Le 7 avril 2022, la ministre des Finances a déposé le budget fédéral 2022 (budget 2022).

Certaines mesures fiscales clés proposées dans le budget 2022 visent les sociétés privées canadiennes. Si elles étaient promulguées, ces nouvelles mesures i) permettraient à davantage de sociétés privées sous contrôle canadien (SPCC) de taille moyenne de bénéficier de la déduction accordée aux petites entreprises, ii) modifieraient les dispositions nouvellement promulguées en vue de faciliter les transferts d’entreprise intergénérationnels tout en protégeant l’intégrité du système fiscal et iii) prévoiraient de nouvelles règles conçues pour prévenir la manipulation du statut de SPCC ou l’utilisation d’une société étrangère affiliée contrôlée d’une manière qui contournerait les régimes anti-report et d’intégration applicables au revenu passif des SPCC.

Vous trouverez ci-dessous un sommaire de ces nouvelles mesures.


Déduction accordée aux petites entreprises

La déduction accordée aux petites entreprises permet aux SPCC de faire passer leur taux d’imposition fédéral des sociétés de 15 % à 9 % à l’égard de la première tranche de 500 000 $ de leur revenu provenant d’une entreprise exploitée activement (plafond des affaires). Le plafond des affaires est toutefois assujetti à une réduction progressive sur une base linéaire si i) le capital imposable utilisé au Canada de la SPCC et de toute société associée se situe entre 10 et 15 millions de dollars (réduction du capital imposable) et si ii) le revenu de placement total rajusté de la SPCC et de toute société associée se situe entre 50 000 $ et 150 000 $ (réduction du revenu de placement). La réduction du plafond des affaires équivaut généralement au montant le plus élevé entre la réduction du capital imposable et la réduction du revenu de placement.

Le budget 2022 propose de porter la limite supérieure de réduction du capital imposable de 15 millions de dollars à 50 millions de dollars, ce qui permettrait ainsi à davantage de SPCC de taille moyenne de bénéficier de la déduction accordée aux petites entreprises.
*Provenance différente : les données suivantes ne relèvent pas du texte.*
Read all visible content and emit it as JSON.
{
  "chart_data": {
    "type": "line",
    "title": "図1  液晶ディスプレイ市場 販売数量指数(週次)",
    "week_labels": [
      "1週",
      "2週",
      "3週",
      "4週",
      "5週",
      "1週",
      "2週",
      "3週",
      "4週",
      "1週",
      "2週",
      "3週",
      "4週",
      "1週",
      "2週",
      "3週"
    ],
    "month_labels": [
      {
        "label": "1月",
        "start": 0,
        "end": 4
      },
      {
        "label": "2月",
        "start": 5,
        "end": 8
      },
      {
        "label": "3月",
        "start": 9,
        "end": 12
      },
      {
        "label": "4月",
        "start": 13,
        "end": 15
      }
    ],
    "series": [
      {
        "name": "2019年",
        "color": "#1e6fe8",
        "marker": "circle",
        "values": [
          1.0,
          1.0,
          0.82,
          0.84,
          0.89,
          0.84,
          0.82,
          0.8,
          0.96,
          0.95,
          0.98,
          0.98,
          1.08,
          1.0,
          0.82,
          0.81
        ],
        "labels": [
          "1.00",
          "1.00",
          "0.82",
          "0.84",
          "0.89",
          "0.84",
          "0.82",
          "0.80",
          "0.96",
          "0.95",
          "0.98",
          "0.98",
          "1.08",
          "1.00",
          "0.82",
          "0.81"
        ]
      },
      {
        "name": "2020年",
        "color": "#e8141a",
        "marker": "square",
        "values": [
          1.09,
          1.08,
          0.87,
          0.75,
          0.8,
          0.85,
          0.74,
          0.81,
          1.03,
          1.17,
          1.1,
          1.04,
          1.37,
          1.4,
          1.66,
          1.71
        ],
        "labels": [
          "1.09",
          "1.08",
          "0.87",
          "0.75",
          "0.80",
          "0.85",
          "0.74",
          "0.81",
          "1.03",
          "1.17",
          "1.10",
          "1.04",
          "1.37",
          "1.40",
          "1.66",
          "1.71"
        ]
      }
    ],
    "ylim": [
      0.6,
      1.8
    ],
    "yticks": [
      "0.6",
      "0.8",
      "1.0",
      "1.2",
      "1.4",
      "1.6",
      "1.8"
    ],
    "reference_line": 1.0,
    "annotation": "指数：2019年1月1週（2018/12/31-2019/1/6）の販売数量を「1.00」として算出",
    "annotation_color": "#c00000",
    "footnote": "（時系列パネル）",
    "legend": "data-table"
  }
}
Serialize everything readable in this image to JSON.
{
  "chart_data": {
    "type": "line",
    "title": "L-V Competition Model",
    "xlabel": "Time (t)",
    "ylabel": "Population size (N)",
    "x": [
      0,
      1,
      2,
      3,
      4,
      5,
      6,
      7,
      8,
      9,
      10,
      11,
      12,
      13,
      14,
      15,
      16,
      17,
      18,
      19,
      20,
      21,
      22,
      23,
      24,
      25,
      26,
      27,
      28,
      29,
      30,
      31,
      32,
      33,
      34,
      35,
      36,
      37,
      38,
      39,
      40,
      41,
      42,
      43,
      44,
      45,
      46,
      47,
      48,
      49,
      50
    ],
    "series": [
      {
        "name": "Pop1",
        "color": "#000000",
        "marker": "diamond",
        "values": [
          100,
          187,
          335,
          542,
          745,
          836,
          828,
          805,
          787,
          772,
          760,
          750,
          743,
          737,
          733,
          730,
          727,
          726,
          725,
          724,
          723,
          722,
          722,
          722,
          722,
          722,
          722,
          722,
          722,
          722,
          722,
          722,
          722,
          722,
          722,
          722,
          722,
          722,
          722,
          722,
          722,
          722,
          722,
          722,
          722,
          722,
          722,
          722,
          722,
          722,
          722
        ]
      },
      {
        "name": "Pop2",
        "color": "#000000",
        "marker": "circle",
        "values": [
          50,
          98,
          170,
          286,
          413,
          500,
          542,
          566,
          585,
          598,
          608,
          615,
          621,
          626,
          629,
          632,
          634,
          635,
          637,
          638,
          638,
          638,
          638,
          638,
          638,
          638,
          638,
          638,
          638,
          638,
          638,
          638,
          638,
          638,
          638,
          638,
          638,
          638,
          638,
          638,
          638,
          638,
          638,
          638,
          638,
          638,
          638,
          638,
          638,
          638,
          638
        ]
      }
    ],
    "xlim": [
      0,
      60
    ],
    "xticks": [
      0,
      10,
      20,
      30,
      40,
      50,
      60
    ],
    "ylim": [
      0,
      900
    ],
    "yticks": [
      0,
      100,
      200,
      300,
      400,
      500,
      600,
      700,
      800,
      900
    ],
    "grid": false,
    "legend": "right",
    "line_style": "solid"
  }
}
Cette nouvelle mesure n’affectera cependant pas les fourchettes applicables à la réduction du revenu de placement. En conséquence, les SPCC et les sociétés associées ayant un revenu de placement total dépassant 150 000 $ seraient incapables de réclamer la déduction accordée aux petites entreprises.

Si elle était promulguée, cette mesure s’appliquerait aux années d’imposition qui commencent à compter du 7 avril 2022.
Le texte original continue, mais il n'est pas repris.